CSV text loads are fast. Hooray for pandas.read_csv.

Some thoughts on numeric data

Both pickle(..., protocol=2) and msgpack dump raw bytes. These are well below disk I/O speeds. Hooray!
There isn’t much reason to compare performance below this level.

Categoricals to the Rescue

Pandas recently added support for categorical data. We use categorical data when our values take on a fixed number of possible options with potentially many repeats (like stock ticker symbols.) We enumerate these possible options (AAPL: 1, GOOG: 2, MSFT: 3, ...) and use those numbers in place of the text. This works well when there are many more observations/rows than there are unique values. Recall that in our case we have one million rows but only one thousand unique values. This is typical for many kinds of data.

This is great! We’ve shrunk the amount of text data by a factor of a thousand, replacing it with cheap-to-serialize numeric data.

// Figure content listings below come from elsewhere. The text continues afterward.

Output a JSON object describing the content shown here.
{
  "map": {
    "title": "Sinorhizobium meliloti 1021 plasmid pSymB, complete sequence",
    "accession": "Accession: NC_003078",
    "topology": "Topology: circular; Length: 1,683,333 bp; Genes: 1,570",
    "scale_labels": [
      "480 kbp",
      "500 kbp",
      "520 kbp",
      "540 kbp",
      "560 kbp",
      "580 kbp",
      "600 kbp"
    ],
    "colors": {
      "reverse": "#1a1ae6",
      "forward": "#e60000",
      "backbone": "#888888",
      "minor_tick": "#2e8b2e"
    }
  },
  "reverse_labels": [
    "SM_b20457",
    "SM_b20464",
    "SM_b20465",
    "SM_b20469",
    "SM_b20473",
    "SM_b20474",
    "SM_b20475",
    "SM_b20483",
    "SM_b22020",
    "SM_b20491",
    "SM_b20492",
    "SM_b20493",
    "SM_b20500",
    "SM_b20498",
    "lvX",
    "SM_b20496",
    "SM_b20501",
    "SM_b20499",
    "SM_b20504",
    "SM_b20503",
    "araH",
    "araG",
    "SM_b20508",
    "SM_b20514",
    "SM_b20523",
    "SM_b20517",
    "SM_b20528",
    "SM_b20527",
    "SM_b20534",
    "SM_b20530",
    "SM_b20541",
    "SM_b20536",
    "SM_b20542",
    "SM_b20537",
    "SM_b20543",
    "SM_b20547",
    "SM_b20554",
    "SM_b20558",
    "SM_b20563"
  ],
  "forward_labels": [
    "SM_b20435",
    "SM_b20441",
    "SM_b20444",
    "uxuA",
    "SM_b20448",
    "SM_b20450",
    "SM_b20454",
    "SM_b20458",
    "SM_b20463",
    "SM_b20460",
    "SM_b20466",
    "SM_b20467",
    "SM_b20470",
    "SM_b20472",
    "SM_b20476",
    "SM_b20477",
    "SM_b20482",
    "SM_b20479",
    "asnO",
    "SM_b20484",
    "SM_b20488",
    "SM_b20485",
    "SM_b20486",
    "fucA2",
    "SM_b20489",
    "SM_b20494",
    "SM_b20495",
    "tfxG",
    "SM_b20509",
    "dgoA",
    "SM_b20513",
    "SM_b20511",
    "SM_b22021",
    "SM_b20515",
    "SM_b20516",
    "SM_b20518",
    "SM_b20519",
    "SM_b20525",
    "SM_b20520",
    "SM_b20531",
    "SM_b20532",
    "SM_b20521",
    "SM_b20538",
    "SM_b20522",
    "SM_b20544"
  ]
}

>>> df['text'] = df['text'].astype('category')
>>> df.text
0      0
1      1
2      2
3      3
...
999997    997
999998    998
999999    999
Name: text, Length: 1000000, dtype: category
Categories (1000, object): [0 < 1 < 10 < 100 ... 996 < 997 < 998 < 999]

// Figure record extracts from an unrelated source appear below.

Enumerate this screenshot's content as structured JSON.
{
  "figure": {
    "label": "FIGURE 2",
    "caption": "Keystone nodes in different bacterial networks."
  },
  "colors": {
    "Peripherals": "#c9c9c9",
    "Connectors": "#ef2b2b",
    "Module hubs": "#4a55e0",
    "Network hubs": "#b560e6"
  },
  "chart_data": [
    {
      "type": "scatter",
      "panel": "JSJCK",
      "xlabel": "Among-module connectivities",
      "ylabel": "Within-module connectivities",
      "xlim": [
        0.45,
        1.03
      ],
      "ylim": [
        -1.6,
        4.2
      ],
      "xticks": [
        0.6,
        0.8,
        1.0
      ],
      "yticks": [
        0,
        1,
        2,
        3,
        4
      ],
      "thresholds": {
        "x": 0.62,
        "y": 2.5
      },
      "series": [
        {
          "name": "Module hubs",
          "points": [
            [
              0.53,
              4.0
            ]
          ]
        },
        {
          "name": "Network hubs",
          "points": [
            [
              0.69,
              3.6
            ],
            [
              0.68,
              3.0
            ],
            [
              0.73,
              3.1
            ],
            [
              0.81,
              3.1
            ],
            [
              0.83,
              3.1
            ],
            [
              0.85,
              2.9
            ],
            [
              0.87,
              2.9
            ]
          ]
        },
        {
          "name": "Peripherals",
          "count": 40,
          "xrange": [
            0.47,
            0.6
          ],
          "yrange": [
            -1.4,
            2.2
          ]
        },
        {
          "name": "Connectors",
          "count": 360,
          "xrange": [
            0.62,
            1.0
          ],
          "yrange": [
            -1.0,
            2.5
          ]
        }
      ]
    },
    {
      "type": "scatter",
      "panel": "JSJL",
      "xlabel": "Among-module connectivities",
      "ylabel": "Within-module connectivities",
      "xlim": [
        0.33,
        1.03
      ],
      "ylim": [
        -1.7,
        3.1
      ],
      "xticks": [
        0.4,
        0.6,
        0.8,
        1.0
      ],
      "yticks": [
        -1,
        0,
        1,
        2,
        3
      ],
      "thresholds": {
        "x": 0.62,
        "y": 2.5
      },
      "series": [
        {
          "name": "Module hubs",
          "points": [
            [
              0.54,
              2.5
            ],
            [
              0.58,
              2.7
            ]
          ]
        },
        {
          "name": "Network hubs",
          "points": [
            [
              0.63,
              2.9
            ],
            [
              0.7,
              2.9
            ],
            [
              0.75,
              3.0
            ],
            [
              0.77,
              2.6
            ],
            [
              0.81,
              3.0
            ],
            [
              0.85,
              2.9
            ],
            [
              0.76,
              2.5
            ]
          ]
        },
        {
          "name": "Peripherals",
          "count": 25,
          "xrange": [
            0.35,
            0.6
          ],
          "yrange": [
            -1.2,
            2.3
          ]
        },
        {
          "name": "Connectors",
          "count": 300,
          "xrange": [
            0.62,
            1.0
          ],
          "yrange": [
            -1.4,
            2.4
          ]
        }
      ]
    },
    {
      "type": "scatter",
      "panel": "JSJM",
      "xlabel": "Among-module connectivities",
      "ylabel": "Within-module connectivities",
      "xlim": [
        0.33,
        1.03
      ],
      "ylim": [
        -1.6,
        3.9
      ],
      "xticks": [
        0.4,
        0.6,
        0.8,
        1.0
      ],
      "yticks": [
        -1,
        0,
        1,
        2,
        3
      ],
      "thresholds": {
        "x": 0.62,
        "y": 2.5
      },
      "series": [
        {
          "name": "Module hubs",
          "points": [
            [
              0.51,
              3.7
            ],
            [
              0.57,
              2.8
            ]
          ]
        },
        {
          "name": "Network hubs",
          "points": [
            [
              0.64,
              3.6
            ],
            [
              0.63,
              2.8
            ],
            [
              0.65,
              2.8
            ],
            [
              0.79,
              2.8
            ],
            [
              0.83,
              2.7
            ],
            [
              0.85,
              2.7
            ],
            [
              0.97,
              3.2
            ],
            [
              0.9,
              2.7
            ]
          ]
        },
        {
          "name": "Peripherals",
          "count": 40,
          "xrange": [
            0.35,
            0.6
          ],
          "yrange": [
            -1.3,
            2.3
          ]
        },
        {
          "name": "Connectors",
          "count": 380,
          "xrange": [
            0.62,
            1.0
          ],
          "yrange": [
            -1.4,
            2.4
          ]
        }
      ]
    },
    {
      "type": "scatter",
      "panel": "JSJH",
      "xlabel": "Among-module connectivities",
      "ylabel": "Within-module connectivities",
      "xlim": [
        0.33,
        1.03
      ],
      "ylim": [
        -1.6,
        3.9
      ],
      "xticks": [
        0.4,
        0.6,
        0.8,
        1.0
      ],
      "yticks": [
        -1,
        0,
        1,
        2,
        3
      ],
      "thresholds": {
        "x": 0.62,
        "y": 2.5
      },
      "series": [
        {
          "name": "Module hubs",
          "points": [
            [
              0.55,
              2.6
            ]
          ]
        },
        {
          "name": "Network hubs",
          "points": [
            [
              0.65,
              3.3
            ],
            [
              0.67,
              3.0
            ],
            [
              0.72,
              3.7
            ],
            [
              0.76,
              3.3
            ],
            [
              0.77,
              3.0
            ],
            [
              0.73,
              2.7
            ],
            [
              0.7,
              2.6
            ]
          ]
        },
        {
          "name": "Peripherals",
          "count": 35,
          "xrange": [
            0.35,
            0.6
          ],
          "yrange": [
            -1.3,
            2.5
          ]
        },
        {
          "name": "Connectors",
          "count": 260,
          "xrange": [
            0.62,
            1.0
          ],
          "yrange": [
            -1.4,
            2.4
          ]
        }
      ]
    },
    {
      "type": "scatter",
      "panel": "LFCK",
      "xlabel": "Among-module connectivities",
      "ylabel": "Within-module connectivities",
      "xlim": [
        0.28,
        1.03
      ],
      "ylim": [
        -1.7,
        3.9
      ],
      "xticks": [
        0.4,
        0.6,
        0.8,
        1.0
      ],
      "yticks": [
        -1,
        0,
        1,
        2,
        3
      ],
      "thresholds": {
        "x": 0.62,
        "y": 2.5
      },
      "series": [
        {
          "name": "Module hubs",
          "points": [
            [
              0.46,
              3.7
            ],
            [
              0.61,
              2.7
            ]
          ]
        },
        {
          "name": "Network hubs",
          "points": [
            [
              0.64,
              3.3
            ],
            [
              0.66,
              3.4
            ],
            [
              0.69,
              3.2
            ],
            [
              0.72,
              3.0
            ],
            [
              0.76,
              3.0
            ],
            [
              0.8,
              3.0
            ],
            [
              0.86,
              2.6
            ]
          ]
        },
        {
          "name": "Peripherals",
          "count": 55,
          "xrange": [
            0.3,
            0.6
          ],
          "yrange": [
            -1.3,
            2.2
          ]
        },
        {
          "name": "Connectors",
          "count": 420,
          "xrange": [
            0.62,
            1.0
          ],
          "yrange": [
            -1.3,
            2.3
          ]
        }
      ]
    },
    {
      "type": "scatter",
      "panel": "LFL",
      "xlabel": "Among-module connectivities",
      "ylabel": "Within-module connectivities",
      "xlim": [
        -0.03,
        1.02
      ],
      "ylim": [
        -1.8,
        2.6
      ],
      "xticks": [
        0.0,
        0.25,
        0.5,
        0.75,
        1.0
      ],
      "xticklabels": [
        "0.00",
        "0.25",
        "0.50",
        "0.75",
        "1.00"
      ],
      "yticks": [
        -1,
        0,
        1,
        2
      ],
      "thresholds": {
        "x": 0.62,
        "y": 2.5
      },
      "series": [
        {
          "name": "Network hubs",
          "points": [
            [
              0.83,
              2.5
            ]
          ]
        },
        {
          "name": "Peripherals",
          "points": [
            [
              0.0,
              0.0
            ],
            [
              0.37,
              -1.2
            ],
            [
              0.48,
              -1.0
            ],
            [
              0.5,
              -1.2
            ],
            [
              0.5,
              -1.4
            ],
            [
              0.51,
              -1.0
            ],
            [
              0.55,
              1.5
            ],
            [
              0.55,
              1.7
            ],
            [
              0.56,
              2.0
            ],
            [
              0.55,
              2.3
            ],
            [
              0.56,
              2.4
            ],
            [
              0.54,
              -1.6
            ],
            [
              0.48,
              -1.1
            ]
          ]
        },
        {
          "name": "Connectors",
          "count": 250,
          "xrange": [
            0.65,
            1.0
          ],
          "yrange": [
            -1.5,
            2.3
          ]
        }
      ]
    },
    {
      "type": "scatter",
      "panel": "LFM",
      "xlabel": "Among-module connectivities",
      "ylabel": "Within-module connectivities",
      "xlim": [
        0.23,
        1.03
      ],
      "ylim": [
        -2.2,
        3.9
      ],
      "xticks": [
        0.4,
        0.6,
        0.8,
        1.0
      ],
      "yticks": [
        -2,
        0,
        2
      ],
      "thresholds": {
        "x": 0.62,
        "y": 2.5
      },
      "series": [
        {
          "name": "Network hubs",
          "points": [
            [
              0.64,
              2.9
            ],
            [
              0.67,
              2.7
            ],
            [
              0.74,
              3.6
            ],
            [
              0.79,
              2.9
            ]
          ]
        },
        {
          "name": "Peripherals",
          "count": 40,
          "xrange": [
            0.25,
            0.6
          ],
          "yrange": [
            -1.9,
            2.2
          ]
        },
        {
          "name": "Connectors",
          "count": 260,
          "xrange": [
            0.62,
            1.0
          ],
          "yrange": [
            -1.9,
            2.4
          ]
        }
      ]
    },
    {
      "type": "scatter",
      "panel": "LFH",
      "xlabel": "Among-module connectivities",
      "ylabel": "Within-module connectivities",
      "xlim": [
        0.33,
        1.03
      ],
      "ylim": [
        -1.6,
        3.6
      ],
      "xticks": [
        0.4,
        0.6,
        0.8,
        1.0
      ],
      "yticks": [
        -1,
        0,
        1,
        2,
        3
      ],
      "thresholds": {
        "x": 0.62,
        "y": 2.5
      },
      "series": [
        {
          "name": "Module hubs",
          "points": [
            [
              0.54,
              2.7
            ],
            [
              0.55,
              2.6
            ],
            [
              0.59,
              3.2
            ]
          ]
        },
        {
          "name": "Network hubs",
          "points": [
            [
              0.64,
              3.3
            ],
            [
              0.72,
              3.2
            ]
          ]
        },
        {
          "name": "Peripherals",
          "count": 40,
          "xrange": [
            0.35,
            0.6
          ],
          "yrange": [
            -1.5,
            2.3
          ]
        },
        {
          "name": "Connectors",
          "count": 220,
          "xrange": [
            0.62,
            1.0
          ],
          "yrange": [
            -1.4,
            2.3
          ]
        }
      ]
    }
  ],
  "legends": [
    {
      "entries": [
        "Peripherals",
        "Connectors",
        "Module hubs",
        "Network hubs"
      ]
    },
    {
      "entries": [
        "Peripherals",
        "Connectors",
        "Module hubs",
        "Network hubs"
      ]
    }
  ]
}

Lets consider the costs of doing this conversion and of serializing it afterwards relative to the costs of just serializing it.

	seconds
Serialize Original Text	1.042523
Convert to Categories	0.072093
Serialize Categorical Data	0.028223

When our data is amenable to categories then it’s cheaper to convert-then-serialize than it is to serialize the raw text. Repeated serializations are just pure-win. Categorical data is good for other reasons too; computations on object dtype in Pandas generally happen at Python speeds. If you care about performance then categoricals are definitely something to roll in to your workflow.

Final Thoughts

Several excellent serialization options exist, each with different strengths.
A combination of good serialization support for numeric data and Pandas categorical dtypes enable efficient serialization and storage of DataFrames.
Object dtype is bad for PyData. String dtypes would be nice. I’d like to shout out to DyND a possible NumPy replacement that would resolve this.
MsgPack provides surprisingly good performance over custom Python solutions, why is that?
I suspect that we could improve performance by special casing Object dtypes and assuming that they contain only text.